With regard to the results of a former study from our transplant center [16], we could not observe a beneficial effect of ACEI/ARB or CCB on allograft survival. Neither of the drug classes were associated with increased allograft survival in our cohort (Figure S4C,D). These observations require further elucidation because the reno-protective effects of both drug classes are known. Cross et al. reported that CCB use is associated with higher GFR values as it mitigates vasoconstrictive CNI effects in KTx recipients [34]. One benefit of RAAS blockade in non-transplant CKD patients could be clearly proved [14,35]. In KTx recipients, RAAS blockers seem as effective as other agents in lowering BP [36]. Regarding allograft and patient survival, most studies were unable to show a beneficial effect of ACEI/ARB [37].

One explanation for these results could be that patients treated with ACEI/ARB and/or CCB for AHT—a proven risk factor for poor allograft survival—are compared to patients without hypertension.
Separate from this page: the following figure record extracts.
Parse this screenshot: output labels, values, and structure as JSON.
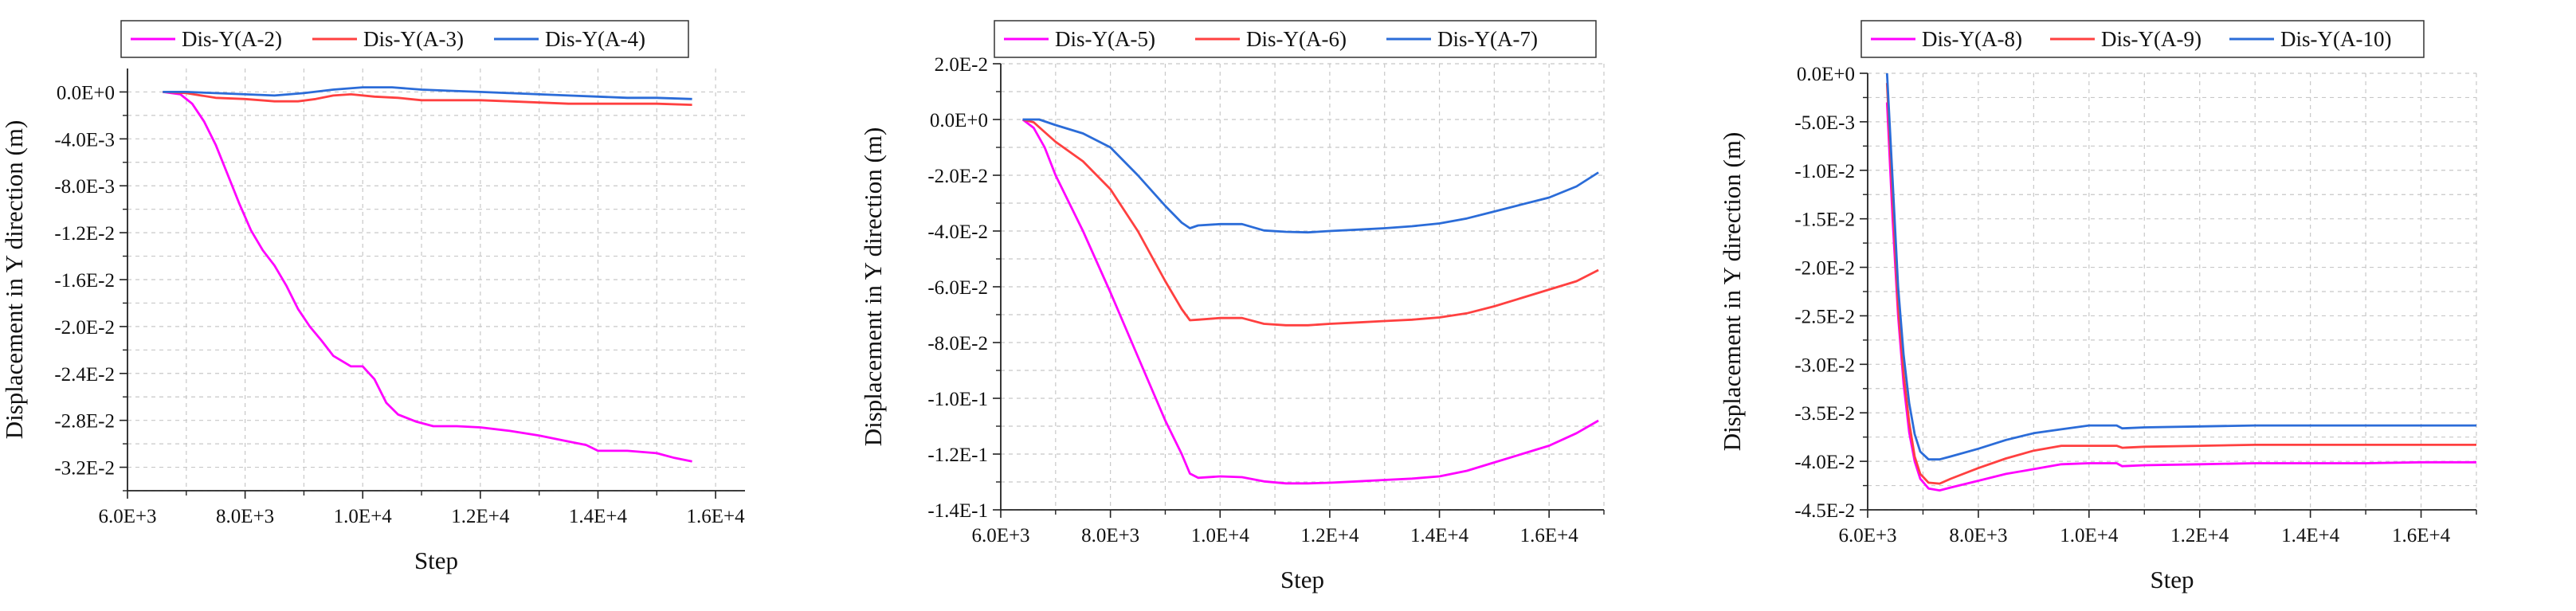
{
  "chart_data": [
    {
      "type": "line",
      "title": "",
      "xlabel": "Step",
      "ylabel": "Displacement in Y direction (m)",
      "xlim": [
        6000,
        16500
      ],
      "ylim": [
        -0.034,
        0.002
      ],
      "grid": true,
      "legend": "top",
      "xticks": [
        6000,
        8000,
        10000,
        12000,
        14000,
        16000
      ],
      "xtick_labels": [
        "6.0E+3",
        "8.0E+3",
        "1.0E+4",
        "1.2E+4",
        "1.4E+4",
        "1.6E+4"
      ],
      "yticks": [
        0,
        -0.004,
        -0.008,
        -0.012,
        -0.016,
        -0.02,
        -0.024,
        -0.028,
        -0.032
      ],
      "ytick_labels": [
        "0.0E+0",
        "-4.0E-3",
        "-8.0E-3",
        "-1.2E-2",
        "-1.6E-2",
        "-2.0E-2",
        "-2.4E-2",
        "-2.8E-2",
        "-3.2E-2"
      ],
      "series": [
        {
          "name": "Dis-Y(A-2)",
          "color": "#ff00ff",
          "x": [
            6600,
            6900,
            7100,
            7300,
            7500,
            7700,
            7900,
            8100,
            8300,
            8500,
            8700,
            8900,
            9100,
            9300,
            9500,
            9800,
            10000,
            10200,
            10400,
            10600,
            10900,
            11200,
            11600,
            12000,
            12500,
            13000,
            13500,
            13800,
            14000,
            14500,
            15000,
            15300,
            15600
          ],
          "y": [
            0,
            -0.0002,
            -0.001,
            -0.0025,
            -0.0045,
            -0.007,
            -0.0095,
            -0.0118,
            -0.0135,
            -0.0148,
            -0.0165,
            -0.0185,
            -0.02,
            -0.0212,
            -0.0225,
            -0.0234,
            -0.0234,
            -0.0245,
            -0.0265,
            -0.0275,
            -0.0281,
            -0.0285,
            -0.0285,
            -0.0286,
            -0.0289,
            -0.0293,
            -0.0298,
            -0.0301,
            -0.0306,
            -0.0306,
            -0.0308,
            -0.0312,
            -0.0315
          ]
        },
        {
          "name": "Dis-Y(A-3)",
          "color": "#ff4040",
          "x": [
            6600,
            7000,
            7500,
            8000,
            8500,
            8900,
            9200,
            9500,
            9800,
            10200,
            10600,
            11000,
            11500,
            12000,
            12500,
            13000,
            13500,
            14000,
            14500,
            15000,
            15600
          ],
          "y": [
            0,
            -0.0001,
            -0.0005,
            -0.0006,
            -0.0008,
            -0.0008,
            -0.0006,
            -0.0003,
            -0.0002,
            -0.0004,
            -0.0005,
            -0.0007,
            -0.0007,
            -0.0007,
            -0.0008,
            -0.0009,
            -0.001,
            -0.001,
            -0.001,
            -0.001,
            -0.0011
          ]
        },
        {
          "name": "Dis-Y(A-4)",
          "color": "#2b6cd8",
          "x": [
            6600,
            7000,
            7500,
            8000,
            8500,
            9000,
            9500,
            10000,
            10500,
            11000,
            11500,
            12000,
            12500,
            13000,
            13500,
            14000,
            14500,
            15000,
            15600
          ],
          "y": [
            0,
            0,
            -0.0001,
            -0.0002,
            -0.0003,
            -0.0001,
            0.0002,
            0.0004,
            0.0004,
            0.0002,
            0.0001,
            0,
            -0.0001,
            -0.0002,
            -0.0003,
            -0.0004,
            -0.0005,
            -0.0005,
            -0.0006
          ]
        }
      ]
    },
    {
      "type": "line",
      "title": "",
      "xlabel": "Step",
      "ylabel": "Displacement in Y direction (m)",
      "xlim": [
        6000,
        17000
      ],
      "ylim": [
        -0.14,
        0.02
      ],
      "grid": true,
      "legend": "top",
      "xticks": [
        6000,
        8000,
        10000,
        12000,
        14000,
        16000
      ],
      "xtick_labels": [
        "6.0E+3",
        "8.0E+3",
        "1.0E+4",
        "1.2E+4",
        "1.4E+4",
        "1.6E+4"
      ],
      "yticks": [
        0.02,
        0,
        -0.02,
        -0.04,
        -0.06,
        -0.08,
        -0.1,
        -0.12,
        -0.14
      ],
      "ytick_labels": [
        "2.0E-2",
        "0.0E+0",
        "-2.0E-2",
        "-4.0E-2",
        "-6.0E-2",
        "-8.0E-2",
        "-1.0E-1",
        "-1.2E-1",
        "-1.4E-1"
      ],
      "series": [
        {
          "name": "Dis-Y(A-5)",
          "color": "#ff00ff",
          "x": [
            6400,
            6600,
            6800,
            7000,
            7500,
            8000,
            8500,
            9000,
            9300,
            9450,
            9600,
            10000,
            10400,
            10800,
            11200,
            11600,
            12000,
            12500,
            13000,
            13500,
            14000,
            14500,
            15000,
            15500,
            16000,
            16500,
            16900
          ],
          "y": [
            0,
            -0.003,
            -0.01,
            -0.02,
            -0.04,
            -0.062,
            -0.085,
            -0.108,
            -0.12,
            -0.127,
            -0.1285,
            -0.128,
            -0.1283,
            -0.1298,
            -0.1305,
            -0.1305,
            -0.1303,
            -0.1298,
            -0.1293,
            -0.1288,
            -0.128,
            -0.126,
            -0.123,
            -0.12,
            -0.117,
            -0.1125,
            -0.108
          ]
        },
        {
          "name": "Dis-Y(A-6)",
          "color": "#ff4040",
          "x": [
            6400,
            6600,
            7000,
            7500,
            8000,
            8500,
            9000,
            9300,
            9450,
            9600,
            10000,
            10400,
            10800,
            11200,
            11600,
            12000,
            12500,
            13000,
            13500,
            14000,
            14500,
            15000,
            15500,
            16000,
            16500,
            16900
          ],
          "y": [
            0,
            -0.001,
            -0.008,
            -0.015,
            -0.025,
            -0.04,
            -0.058,
            -0.068,
            -0.072,
            -0.0718,
            -0.0712,
            -0.0712,
            -0.0733,
            -0.0738,
            -0.0738,
            -0.0733,
            -0.0728,
            -0.0723,
            -0.0718,
            -0.071,
            -0.0695,
            -0.067,
            -0.064,
            -0.061,
            -0.058,
            -0.054
          ]
        },
        {
          "name": "Dis-Y(A-7)",
          "color": "#2b6cd8",
          "x": [
            6400,
            6700,
            7000,
            7500,
            8000,
            8500,
            9000,
            9300,
            9450,
            9600,
            10000,
            10400,
            10800,
            11200,
            11600,
            12000,
            12500,
            13000,
            13500,
            14000,
            14500,
            15000,
            15500,
            16000,
            16500,
            16900
          ],
          "y": [
            0,
            0,
            -0.002,
            -0.005,
            -0.01,
            -0.02,
            -0.031,
            -0.037,
            -0.039,
            -0.038,
            -0.0375,
            -0.0375,
            -0.0398,
            -0.0403,
            -0.0405,
            -0.04,
            -0.0395,
            -0.039,
            -0.0383,
            -0.0373,
            -0.0355,
            -0.033,
            -0.0305,
            -0.028,
            -0.024,
            -0.019
          ]
        }
      ]
    },
    {
      "type": "line",
      "title": "",
      "xlabel": "Step",
      "ylabel": "Displacement in Y direction (m)",
      "xlim": [
        6000,
        17000
      ],
      "ylim": [
        -0.045,
        0.0
      ],
      "grid": true,
      "legend": "top",
      "xticks": [
        6000,
        8000,
        10000,
        12000,
        14000,
        16000
      ],
      "xtick_labels": [
        "6.0E+3",
        "8.0E+3",
        "1.0E+4",
        "1.2E+4",
        "1.4E+4",
        "1.6E+4"
      ],
      "yticks": [
        0,
        -0.005,
        -0.01,
        -0.015,
        -0.02,
        -0.025,
        -0.03,
        -0.035,
        -0.04,
        -0.045
      ],
      "ytick_labels": [
        "0.0E+0",
        "-5.0E-3",
        "-1.0E-2",
        "-1.5E-2",
        "-2.0E-2",
        "-2.5E-2",
        "-3.0E-2",
        "-3.5E-2",
        "-4.0E-2",
        "-4.5E-2"
      ],
      "series": [
        {
          "name": "Dis-Y(A-8)",
          "color": "#ff00ff",
          "x": [
            6350,
            6450,
            6550,
            6650,
            6750,
            6850,
            6950,
            7100,
            7300,
            7500,
            8000,
            8500,
            9000,
            9500,
            10000,
            10500,
            10600,
            11000,
            12000,
            13000,
            14000,
            15000,
            16000,
            17000
          ],
          "y": [
            -0.003,
            -0.015,
            -0.025,
            -0.032,
            -0.037,
            -0.04,
            -0.0418,
            -0.0428,
            -0.043,
            -0.0427,
            -0.042,
            -0.0413,
            -0.0408,
            -0.0403,
            -0.0402,
            -0.0402,
            -0.0405,
            -0.0404,
            -0.0403,
            -0.0402,
            -0.0402,
            -0.0402,
            -0.0401,
            -0.0401
          ]
        },
        {
          "name": "Dis-Y(A-9)",
          "color": "#ff4040",
          "x": [
            6350,
            6450,
            6550,
            6650,
            6750,
            6850,
            6950,
            7100,
            7300,
            7500,
            8000,
            8500,
            9000,
            9500,
            10000,
            10500,
            10600,
            11000,
            12000,
            13000,
            14000,
            15000,
            16000,
            17000
          ],
          "y": [
            -0.001,
            -0.013,
            -0.024,
            -0.031,
            -0.036,
            -0.0395,
            -0.0413,
            -0.0422,
            -0.0423,
            -0.0418,
            -0.0407,
            -0.0397,
            -0.0389,
            -0.0384,
            -0.0384,
            -0.0384,
            -0.0386,
            -0.0385,
            -0.0384,
            -0.0383,
            -0.0383,
            -0.0383,
            -0.0383,
            -0.0383
          ]
        },
        {
          "name": "Dis-Y(A-10)",
          "color": "#2b6cd8",
          "x": [
            6350,
            6450,
            6550,
            6650,
            6750,
            6850,
            6950,
            7100,
            7300,
            7500,
            8000,
            8500,
            9000,
            9500,
            10000,
            10500,
            10600,
            11000,
            12000,
            13000,
            14000,
            15000,
            16000,
            17000
          ],
          "y": [
            0,
            -0.011,
            -0.022,
            -0.029,
            -0.034,
            -0.0372,
            -0.039,
            -0.0398,
            -0.0398,
            -0.0395,
            -0.0387,
            -0.0378,
            -0.0371,
            -0.0367,
            -0.0363,
            -0.0363,
            -0.0366,
            -0.0365,
            -0.0364,
            -0.0363,
            -0.0363,
            -0.0363,
            -0.0363,
            -0.0363
          ]
        }
      ]
    }
  ]
}
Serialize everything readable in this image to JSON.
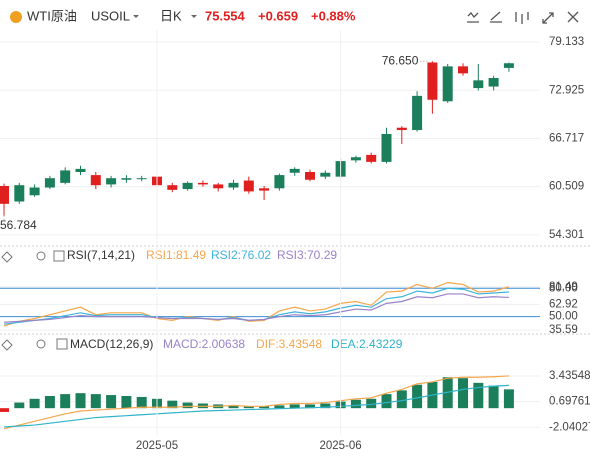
{
  "header": {
    "title": "WTI原油",
    "symbol": "USOIL",
    "period": "日K",
    "price": "75.554",
    "change": "+0.659",
    "change_pct": "+0.88%"
  },
  "chart_data": [
    {
      "type": "candlestick",
      "up_color": "#1c7f5b",
      "down_color": "#e0201f",
      "open": [
        60.6,
        58.6,
        59.4,
        60.4,
        61.0,
        62.4,
        62.0,
        60.8,
        61.4,
        61.5,
        61.8,
        60.7,
        60.2,
        61.0,
        60.8,
        60.4,
        61.3,
        60.3,
        60.3,
        62.3,
        62.4,
        61.8,
        61.8,
        63.9,
        64.6,
        63.7,
        68.1,
        67.8,
        76.5,
        71.5,
        76.0,
        73.2,
        73.4,
        75.8
      ],
      "high": [
        60.9,
        61.0,
        60.8,
        61.9,
        63.0,
        63.2,
        62.4,
        61.9,
        62.0,
        61.9,
        63.3,
        61.0,
        61.2,
        61.3,
        61.0,
        61.4,
        61.8,
        60.6,
        62.2,
        63.0,
        62.7,
        62.6,
        64.1,
        64.5,
        64.9,
        68.1,
        68.3,
        72.8,
        76.65,
        76.3,
        76.4,
        76.3,
        74.8,
        76.5
      ],
      "low": [
        56.784,
        58.3,
        59.2,
        60.2,
        60.8,
        62.0,
        60.2,
        60.4,
        61.0,
        61.2,
        60.5,
        59.8,
        60.0,
        60.5,
        59.9,
        60.1,
        59.6,
        58.8,
        60.0,
        61.9,
        61.2,
        61.5,
        61.6,
        63.6,
        63.5,
        63.5,
        66.0,
        67.6,
        69.9,
        71.3,
        74.8,
        72.9,
        72.9,
        75.3
      ],
      "close": [
        58.3,
        60.7,
        60.4,
        61.6,
        62.6,
        62.8,
        60.7,
        61.6,
        61.6,
        61.6,
        60.7,
        60.1,
        61.0,
        60.8,
        60.3,
        61.0,
        59.9,
        60.0,
        62.0,
        62.8,
        61.4,
        62.3,
        63.8,
        64.3,
        63.7,
        67.3,
        67.8,
        72.2,
        71.7,
        76.0,
        75.1,
        74.2,
        74.5,
        76.4
      ],
      "ylim": [
        53.0,
        80.68
      ],
      "yticks": [
        79.133,
        72.925,
        66.717,
        60.509,
        54.301
      ],
      "annotations": [
        {
          "label": "76.650",
          "value": 76.65
        },
        {
          "label": "56.784",
          "value": 56.784
        }
      ]
    },
    {
      "type": "line",
      "title": "RSI(7,14,21)",
      "ylim": [
        33.7,
        105.7
      ],
      "yticks": [
        {
          "value": 81.49,
          "label": "81.49"
        },
        {
          "value": 80,
          "label": "80.00"
        },
        62.92,
        {
          "value": 50,
          "label": "50.00"
        },
        35.59
      ],
      "reference_lines": [
        80,
        50
      ],
      "reference_color": "#3d8fd6",
      "series": [
        {
          "name": "RSI1",
          "legend_label": "RSI1:81.49",
          "color": "#f5a64a",
          "values": [
            40,
            45,
            48,
            52,
            56,
            60,
            52,
            54,
            54,
            54,
            48,
            46,
            50,
            48,
            46,
            50,
            45,
            46,
            56,
            60,
            56,
            58,
            64,
            66,
            62,
            76,
            77,
            84,
            80,
            86,
            84,
            76,
            77,
            81.49
          ]
        },
        {
          "name": "RSI2",
          "legend_label": "RSI2:76.02",
          "color": "#3fb3d9",
          "values": [
            42,
            44,
            46,
            48,
            51,
            54,
            51,
            52,
            52,
            52,
            49,
            48,
            49,
            48,
            47,
            49,
            46,
            47,
            52,
            55,
            53,
            55,
            59,
            62,
            60,
            69,
            71,
            77,
            75,
            80,
            79,
            74,
            75,
            76.02
          ]
        },
        {
          "name": "RSI3",
          "legend_label": "RSI3:70.29",
          "color": "#9a82c9",
          "values": [
            44,
            45,
            46,
            47,
            49,
            51,
            50,
            50,
            50,
            50,
            49,
            48,
            48,
            48,
            47,
            48,
            46,
            47,
            50,
            52,
            51,
            52,
            55,
            58,
            57,
            64,
            66,
            71,
            70,
            74,
            74,
            70,
            71,
            70.29
          ]
        }
      ]
    },
    {
      "type": "macd",
      "title": "MACD(12,26,9)",
      "ylim": [
        -2.86,
        5.99
      ],
      "yticks": [
        3.43548,
        0.69761,
        -2.04027
      ],
      "categories": [
        null,
        null,
        null,
        null,
        null,
        null,
        null,
        null,
        null,
        null,
        "2025-05",
        null,
        null,
        null,
        null,
        null,
        null,
        null,
        null,
        null,
        null,
        null,
        "2025-06",
        null,
        null,
        null,
        null,
        null,
        null,
        null,
        null,
        null,
        null,
        null
      ],
      "histogram": {
        "name": "MACD",
        "legend_label": "MACD:2.00638",
        "color": "#9a82c9",
        "up_color": "#1c7f5b",
        "down_color": "#e0201f",
        "values": [
          -0.4,
          0.6,
          1.0,
          1.3,
          1.5,
          1.6,
          1.5,
          1.4,
          1.3,
          1.2,
          1.0,
          0.8,
          0.6,
          0.5,
          0.4,
          0.3,
          0.2,
          0.2,
          0.3,
          0.4,
          0.4,
          0.5,
          0.7,
          0.9,
          1.0,
          1.5,
          1.9,
          2.5,
          2.8,
          3.3,
          3.2,
          2.7,
          2.4,
          2.00638
        ]
      },
      "series": [
        {
          "name": "DIF",
          "legend_label": "DIF:3.43548",
          "color": "#f5a64a",
          "values": [
            -2.2,
            -1.8,
            -1.4,
            -1.0,
            -0.6,
            -0.3,
            -0.2,
            -0.1,
            0,
            0.1,
            0.1,
            0.1,
            0.2,
            0.2,
            0.2,
            0.3,
            0.2,
            0.2,
            0.4,
            0.5,
            0.5,
            0.6,
            0.8,
            1.0,
            1.1,
            1.6,
            2.0,
            2.6,
            2.8,
            3.2,
            3.3,
            3.3,
            3.35,
            3.43548
          ]
        },
        {
          "name": "DEA",
          "legend_label": "DEA:2.43229",
          "color": "#2fb3c9",
          "values": [
            -2.0,
            -1.9,
            -1.8,
            -1.6,
            -1.4,
            -1.2,
            -1.0,
            -0.9,
            -0.8,
            -0.7,
            -0.6,
            -0.5,
            -0.4,
            -0.3,
            -0.25,
            -0.2,
            -0.15,
            -0.1,
            -0.05,
            0,
            0.05,
            0.1,
            0.2,
            0.3,
            0.4,
            0.6,
            0.8,
            1.1,
            1.4,
            1.7,
            2.0,
            2.2,
            2.35,
            2.43229
          ]
        }
      ]
    }
  ]
}
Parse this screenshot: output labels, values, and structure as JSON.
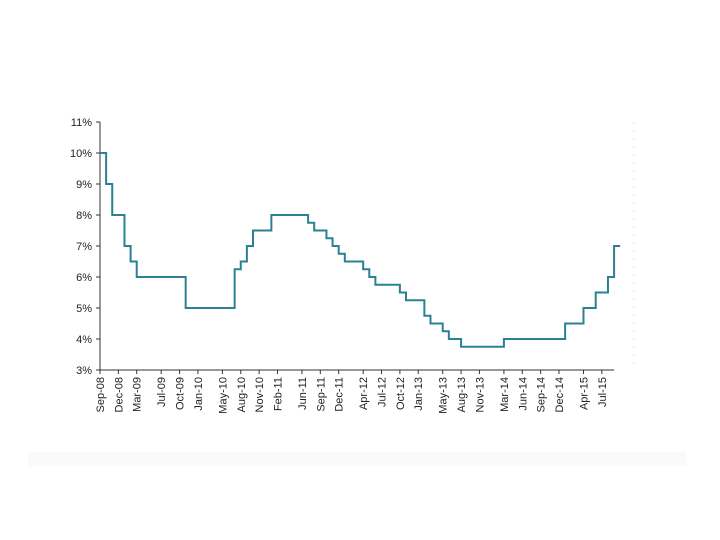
{
  "chart_data": {
    "type": "line",
    "line_style": "step",
    "title": "",
    "xlabel": "",
    "ylabel": "",
    "ylim": [
      3,
      11
    ],
    "y_ticks": [
      3,
      4,
      5,
      6,
      7,
      8,
      9,
      10,
      11
    ],
    "y_tick_labels": [
      "3%",
      "4%",
      "5%",
      "6%",
      "7%",
      "8%",
      "9%",
      "10%",
      "11%"
    ],
    "x_range": [
      "2008-09",
      "2015-09"
    ],
    "x_ticks": [
      {
        "date": "2008-09",
        "label": "Sep-08"
      },
      {
        "date": "2008-12",
        "label": "Dec-08"
      },
      {
        "date": "2009-03",
        "label": "Mar-09"
      },
      {
        "date": "2009-07",
        "label": "Jul-09"
      },
      {
        "date": "2009-10",
        "label": "Oct-09"
      },
      {
        "date": "2010-01",
        "label": "Jan-10"
      },
      {
        "date": "2010-05",
        "label": "May-10"
      },
      {
        "date": "2010-08",
        "label": "Aug-10"
      },
      {
        "date": "2010-11",
        "label": "Nov-10"
      },
      {
        "date": "2011-02",
        "label": "Feb-11"
      },
      {
        "date": "2011-06",
        "label": "Jun-11"
      },
      {
        "date": "2011-09",
        "label": "Sep-11"
      },
      {
        "date": "2011-12",
        "label": "Dec-11"
      },
      {
        "date": "2012-04",
        "label": "Apr-12"
      },
      {
        "date": "2012-07",
        "label": "Jul-12"
      },
      {
        "date": "2012-10",
        "label": "Oct-12"
      },
      {
        "date": "2013-01",
        "label": "Jan-13"
      },
      {
        "date": "2013-05",
        "label": "May-13"
      },
      {
        "date": "2013-08",
        "label": "Aug-13"
      },
      {
        "date": "2013-11",
        "label": "Nov-13"
      },
      {
        "date": "2014-03",
        "label": "Mar-14"
      },
      {
        "date": "2014-06",
        "label": "Jun-14"
      },
      {
        "date": "2014-09",
        "label": "Sep-14"
      },
      {
        "date": "2014-12",
        "label": "Dec-14"
      },
      {
        "date": "2015-04",
        "label": "Apr-15"
      },
      {
        "date": "2015-07",
        "label": "Jul-15"
      }
    ],
    "series": [
      {
        "color": "#2a8194",
        "points": [
          {
            "date": "2008-09",
            "value": 10
          },
          {
            "date": "2008-10",
            "value": 9
          },
          {
            "date": "2008-11",
            "value": 8
          },
          {
            "date": "2009-01",
            "value": 7
          },
          {
            "date": "2009-02",
            "value": 6.5
          },
          {
            "date": "2009-03",
            "value": 6
          },
          {
            "date": "2009-11",
            "value": 5
          },
          {
            "date": "2010-07",
            "value": 6.25
          },
          {
            "date": "2010-08",
            "value": 6.5
          },
          {
            "date": "2010-09",
            "value": 7
          },
          {
            "date": "2010-10",
            "value": 7.5
          },
          {
            "date": "2011-01",
            "value": 8
          },
          {
            "date": "2011-07",
            "value": 7.75
          },
          {
            "date": "2011-08",
            "value": 7.5
          },
          {
            "date": "2011-10",
            "value": 7.25
          },
          {
            "date": "2011-11",
            "value": 7
          },
          {
            "date": "2011-12",
            "value": 6.75
          },
          {
            "date": "2012-01",
            "value": 6.5
          },
          {
            "date": "2012-04",
            "value": 6.25
          },
          {
            "date": "2012-05",
            "value": 6
          },
          {
            "date": "2012-06",
            "value": 5.75
          },
          {
            "date": "2012-10",
            "value": 5.5
          },
          {
            "date": "2012-11",
            "value": 5.25
          },
          {
            "date": "2013-02",
            "value": 4.75
          },
          {
            "date": "2013-03",
            "value": 4.5
          },
          {
            "date": "2013-05",
            "value": 4.25
          },
          {
            "date": "2013-06",
            "value": 4
          },
          {
            "date": "2013-08",
            "value": 3.75
          },
          {
            "date": "2014-03",
            "value": 4
          },
          {
            "date": "2015-01",
            "value": 4.5
          },
          {
            "date": "2015-04",
            "value": 5
          },
          {
            "date": "2015-06",
            "value": 5.5
          },
          {
            "date": "2015-08",
            "value": 6
          },
          {
            "date": "2015-09",
            "value": 7
          },
          {
            "date": "2015-10",
            "value": 7
          }
        ]
      }
    ],
    "grid": false,
    "legend": "none",
    "axis_color": "#333333"
  }
}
Therefore, comparable allograft survival in these AHT patients may potentially be interpreted as a beneficial effect of these drugs.

Our study has several limitations. Since it is a retrospective analysis, it possesses only a hypothesis-generating character. In addition, the study design does not allow the distinguishing of direct effects of antihypertensive drugs on allograft function from specific factors that may be indicative, such as fluid overload due to reduced diuresis or congestive heart failure, which in turn is associated with poor graft function [38].

In summary, this study provides a current overview of the association between antihypertensive therapy and allograft outcome after KTx. Arterial hypertension, the severity of which reflects the number of antihypertensive drugs prescribed to a patient, remains one of the major factors in allograft failure. As our analyses suggest, allograft and/or recipient specific factors that cause AHT, rather than antihypertensive treatment itself, determine the increased risk for allograft failure in patients with advanced antihypertensive medication. Since AHT manifests in a vast majority of KTx patients prospective controlled trials are necessary the further investigate these findings. We must raise the awareness of transplant physicians with regard to monitoring and pharmacological treatment of AHT as it is an important risk factor for chronic dysfunction and failure of allografts, which can be—at least partially—influenced. One should keep in mind that KTx recipients receiving ≥3 different antihypertensive drugs are patients at risk who deserve special attention.